Thanks to a wide-ranging literacy campaign, Wang, a farmer, has learned more than 300 Chinese characters and he is beginning realize that he has controlled his own destiny. "When I learn more I might try to seek my fortune in cities," Wang said.
Wang comes from a deep rural region. His land is in the county of Zhangxian, an impoverished, mountainous region some 300 kilometers from the capital city of Lanzhou in Gansu. Wang used to hide his embarrassment over not being able to read or write. He could not even distinguish the Chinese character of men from that of women that hang outside public toilets.
Despite his progress and new-found confidence Wang still needs more time and effort in order to reach national standards for literacy. The standard requires a rural resident to be able to read 1,500 characters, while an urban resident needs to know 2,000 characters.
In the country's underdeveloped west region about 9 percent of the population over the age of 15 remain illiterate, 5 percent higher than the national average.
The country launched a literacy campaign targeting the west in 2004, where education had lagged behind the nation.
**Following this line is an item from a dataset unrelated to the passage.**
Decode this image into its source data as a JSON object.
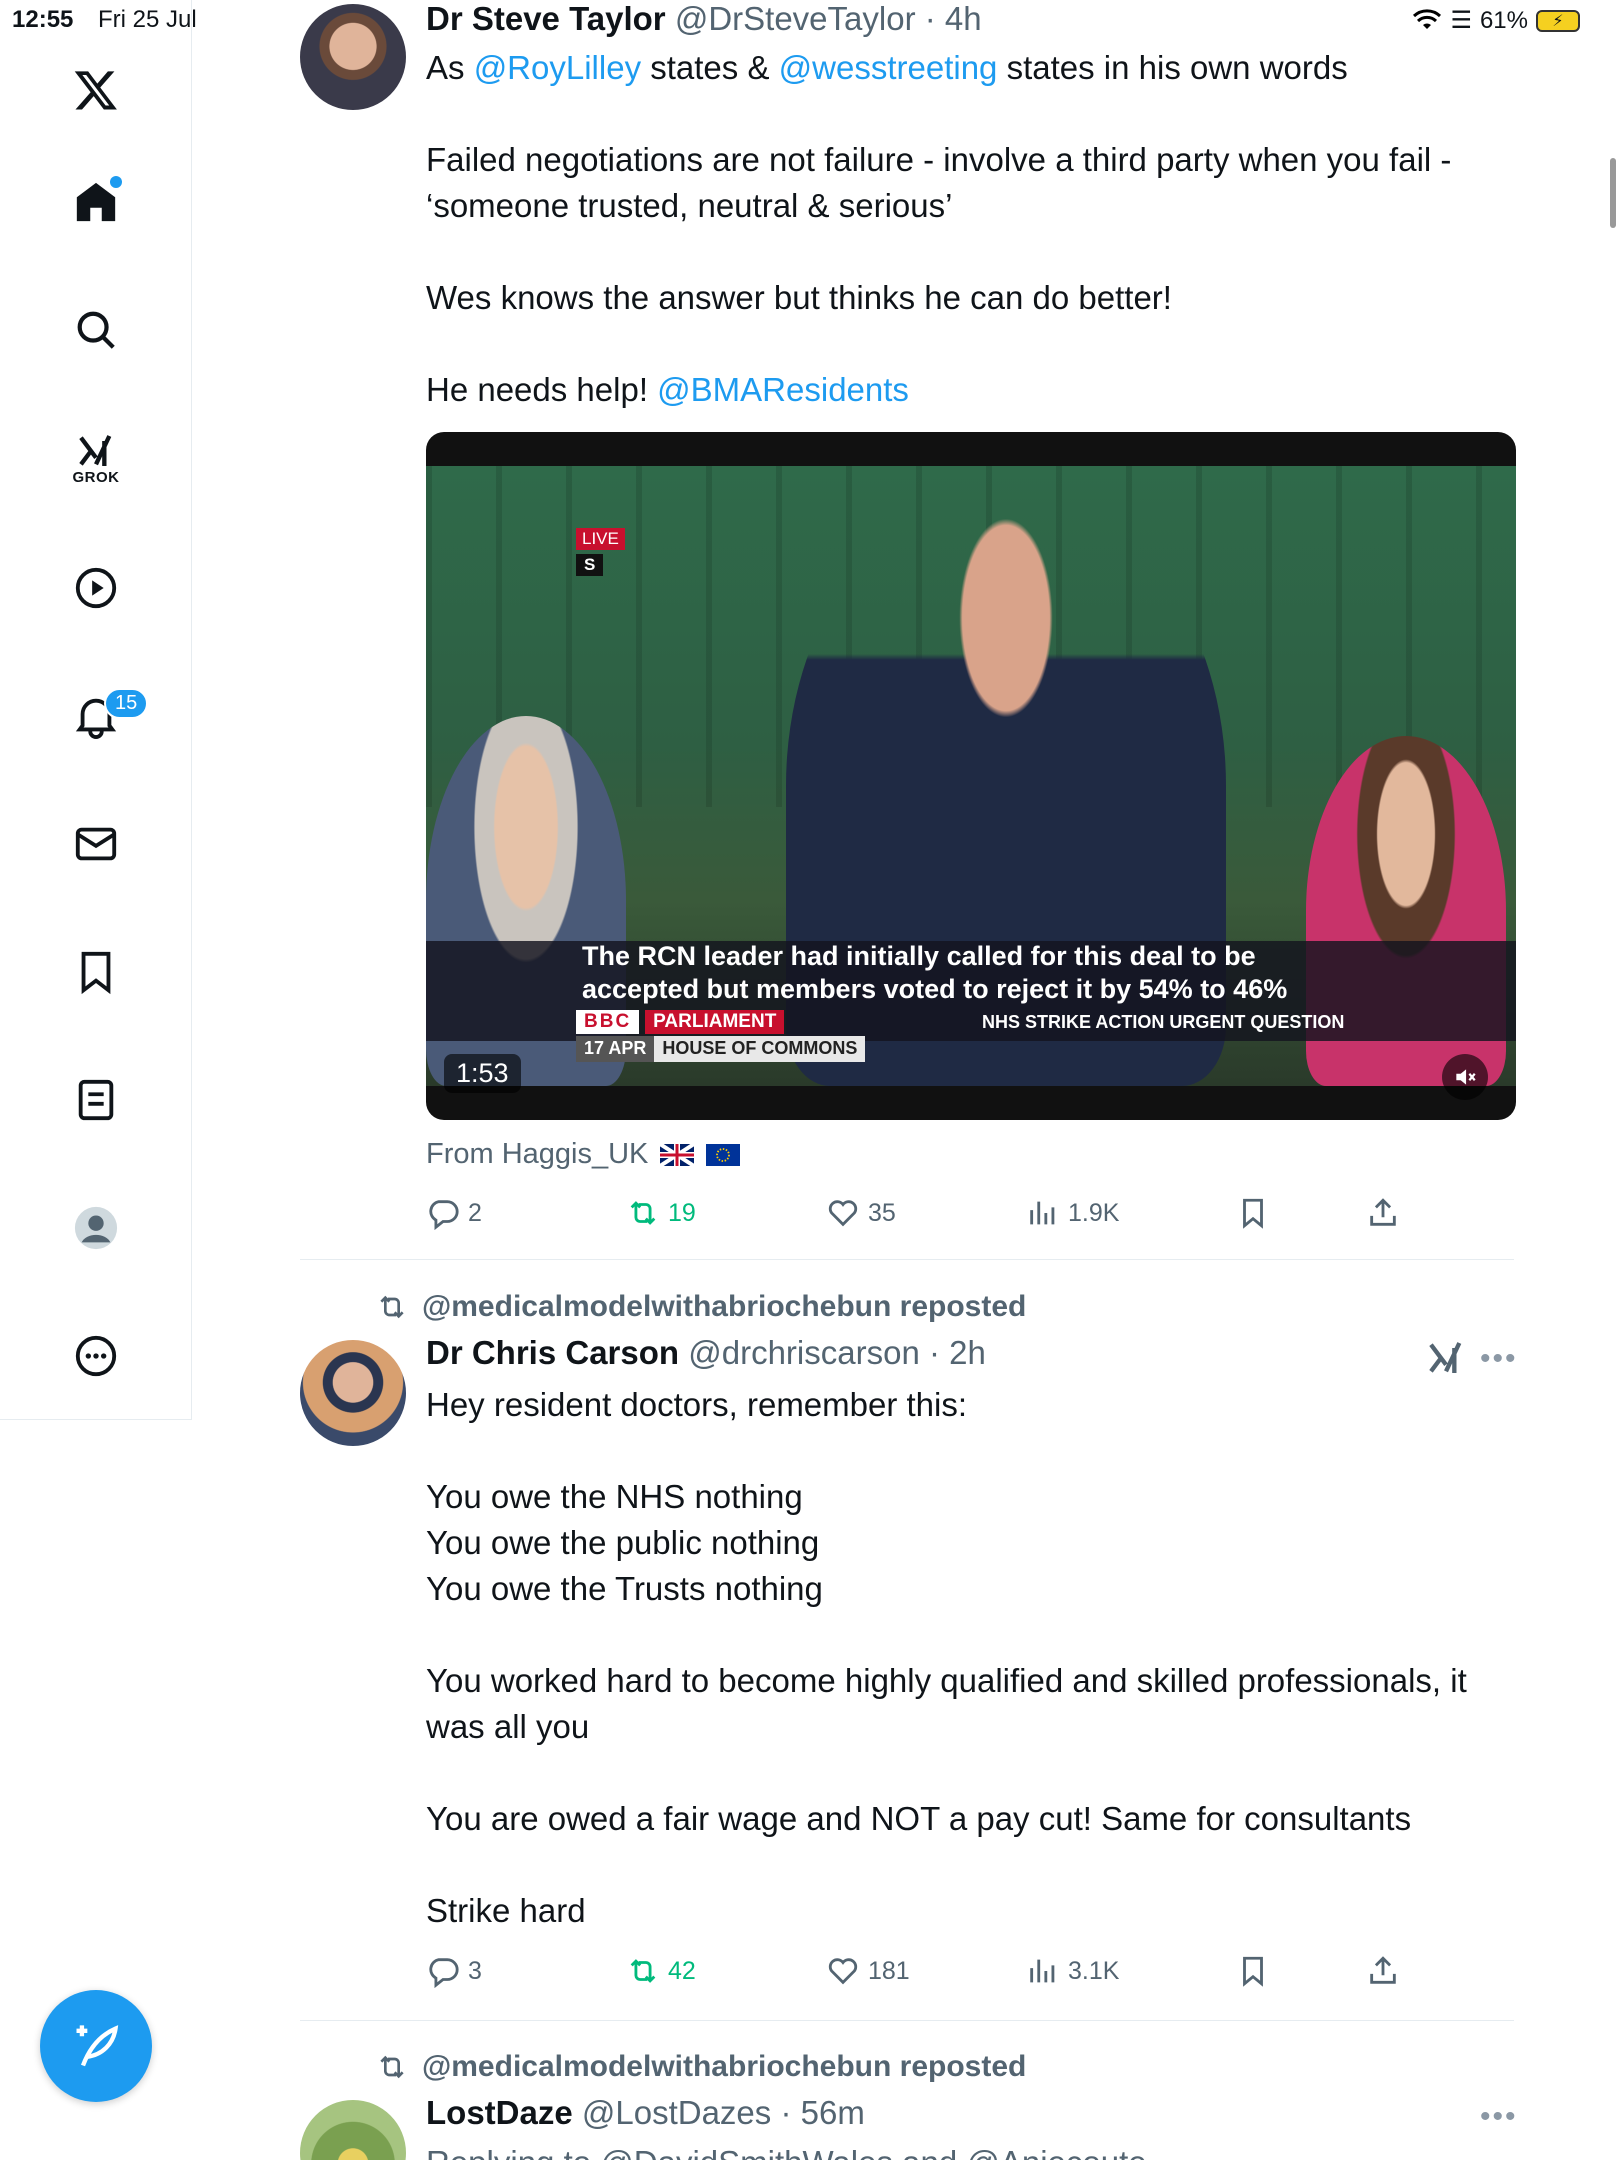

Its ambitious goal was to eliminate illiteracy by 2007.
With less than two years to go in the campaign, Wen Panxi, a provincial education official, honestly admits that illiteracy remains high in 19 counties in Gansu and that it's going to be tough to meet the target.
Literacy campaigns have become increasingly important in the rural areas since the release in October of the central government's far-reaching plan to invigorate China's countryside. More than 75 percent of those who can't read or write live in the rural areas.
"Farmers will play an essential role in building the new countryside, and basic literacy is an indispensable part of their competency, "said Wen, adding that most of those who can't read are now scattered in extremely remote areas of the province.
He said Gansu province is now aiming to cut the illiteracy rate below 5 percent by 2007. The central government has provided western regions with more than 30 billion yuan (US$3.7 billion) for education, part of which is being used to fight illiteracy. The country also expects future generations will not be so nearly handicapped with poor reading and writing skills as its nine-year compulsory education program now reaches 95 percent of school-aged children.
In Farmer Wang's town there are 12 schools offering free evening literacy classes during farmers' slack seasons. The local government provides textbooks, notebooks and pens free of charge, a township official said.
There are 12 men and 31 women in Wang's class. Zhang Xiaofang has been attending class for four years.
"My entire family support me. My husband and father-in-law take care of my two daughters when I'm as school," said the 30-year-old woman.
She now can read most of the captioned dialogue that appear on every television program in China and she has no difficulty filling out a bank form for her savings account.
Before she started taking classes she "had to ask others for help because the form seemed like a sealed book," she said, adding that she plans to spend two more years attending literacy classes.
Zhang also hopes to venture to the big city someday.